At the end of the street loomed Plumm House, home of the historical society and the largest structure in Preacher's Inlet. It was a huge Victorian mansion embellished with lots of unnecessary gingerbread, and once Kate had privately tagged it "plum ugly," much to her father's amusement.

"Why, it's Kate Sinclair," exclaimed Willadeen Pribble, as if Kate's knock was a complete surprise. Willadeen's hair looked like a chocolate kiss piled atop her head with a swirl, and it bobbed when her head did.

"Do come in. Our own little lighthouse lady," said Willadeen, her lips arranged into a forced smile.

Kate, who at five foot ten was anything but little and by Willadeen's standards not even much of a lady, reluctantly stepped inside. She managed to murmur a brief hello to the person in charge of the guest book before her hostess sailed away to the kitchen, leaving Kate thankful to be on her own.

The next person Kate saw was Courtney Rhett. She was surrounded by a gaggle of gray-haired ladies who seemed to have turned the various blossoms of a whole flower garden into fabric and plastered it around their posteriors. Courtney, by contrast, looked slim and chic in stark Mondrian color blocks on a white linen sheath.

"Punch?" murmured one of Willadeen's minions as she pressed a glass cup filled with tepid red liquid into Kate's hand.

The room was crowded, and Kate was relieved that no one was paying her the least bit of attention. She wandered closer to Courtney, mostly because the refreshment table was located to Courtney's right. Kate hadn't eaten a thing since early morning.

She'd managed to grab a few morsels of food from the table and was positioning herself to maneuver around the grand piano, whose upraised lid seemed to provide a screen of sorts, when she distinctly saw Courtney Rhett wink. Not at her, certainly.

But when Kate was standing behind the piano lid wolfing down what tasted for all the world like a cat food sandwich, she noticed Courtney easing away from her group and sauntering casually in Kate's direction. Kate stopped eating in mid-bite, suddenly on alert. Why would Courtney Rhett seek her out?

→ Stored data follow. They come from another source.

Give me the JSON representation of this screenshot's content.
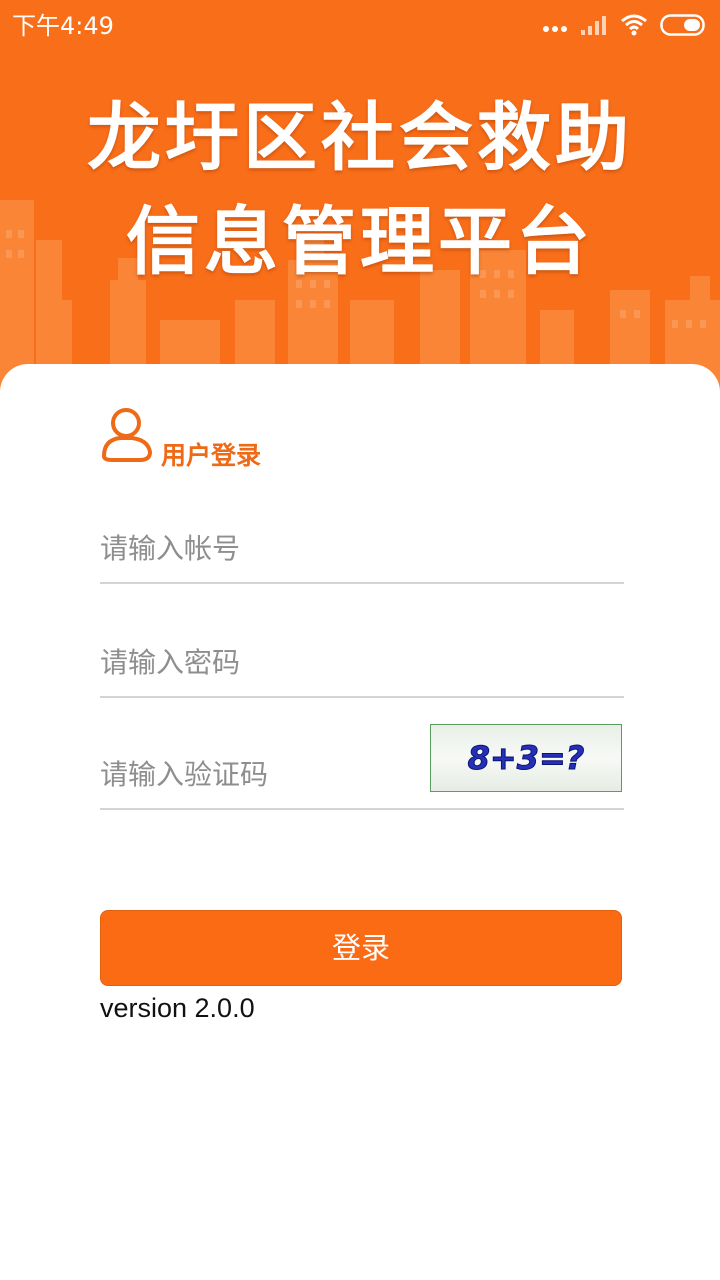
{
  "status_bar": {
    "time": "下午4:49",
    "icons": [
      "more-dots-icon",
      "cellular-signal-icon",
      "wifi-icon",
      "battery-icon"
    ]
  },
  "header": {
    "title_line1": "龙圩区社会救助",
    "title_line2": "信息管理平台",
    "background_color": "#f96e19"
  },
  "login": {
    "heading": "用户登录",
    "heading_icon": "user-icon",
    "account_placeholder": "请输入帐号",
    "password_placeholder": "请输入密码",
    "captcha_placeholder": "请输入验证码",
    "captcha_text": "8+3=?",
    "submit_label": "登录",
    "accent_color": "#fb6b13"
  },
  "footer": {
    "version": "version 2.0.0"
  }
}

Kate had read the society pages of the Charleston paper often enough in the past to know that she and Courtney weren't exactly in the same social stratum. Courtney was old-money Charleston aristocracy and a St. Cecilia's Ball debutante, while Kate was of a distinctly scientific bent and longed for nothing so much as to resume her research on the lowly oyster.

"I remember meeting you at something or other around here," Courtney said. "I'm Courtney Rhett."

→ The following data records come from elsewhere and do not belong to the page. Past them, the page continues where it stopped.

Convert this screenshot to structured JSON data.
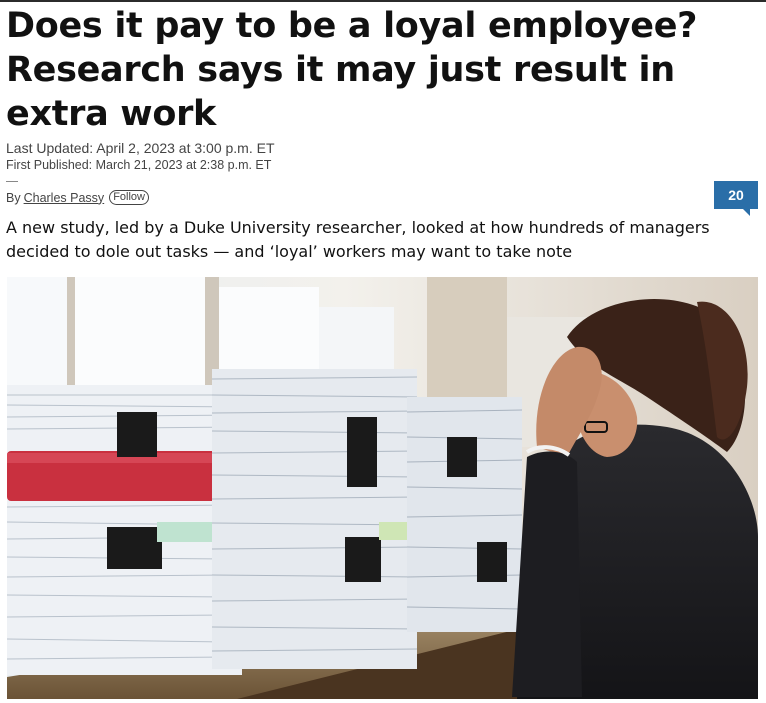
{
  "article": {
    "headline": "Does it pay to be a loyal employee? Research says it may just result in extra work",
    "last_updated": "Last Updated: April 2, 2023 at 3:00 p.m. ET",
    "first_published": "First Published: March 21, 2023 at 2:38 p.m. ET",
    "byline_prefix": "By",
    "author": "Charles Passy",
    "follow_label": "Follow",
    "comment_count": "20",
    "dek": "A new study, led by a Duke University researcher, looked at how hundreds of managers decided to dole out tasks — and ‘loyal’ workers may want to take note"
  },
  "icons": {
    "comment": "comment-bubble-icon"
  },
  "colors": {
    "badge": "#2a6ea8",
    "text": "#111111"
  }
}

"Kate Sinclair," Kate said. "We met last year at the board meeting of the hysterical society when they were discussing renovations necessary to turn the lighthouse into a museum."

"Hysterical society?"

"I mean historical society," Kate said, hastily correcting her gaffe.

Courtney laughed, a long, full-bodied peal that caused several of their fellow guests to turn and stare.

Courtney ignored them. "So," she said as she tapped a cigarette out of a gold case and lit it. She blew the initial puff out the window. "How'd these old bags get you to come to this shindig?"

"I beg your pardon?" Kate said.

"I knew the minute I saw you that you don't belong here anymore than I do," said Courtney. "My grandmother donated a fistful of money to preserve Yaupon Light, and now that the society is finally going to turn it into a museum, I'm delegated to represent her."

Kate remembered Courtney's grandmother, with whom her late father had developed an unlikely friendship. "I'm sorry your grandmother couldn't make it," Kate said.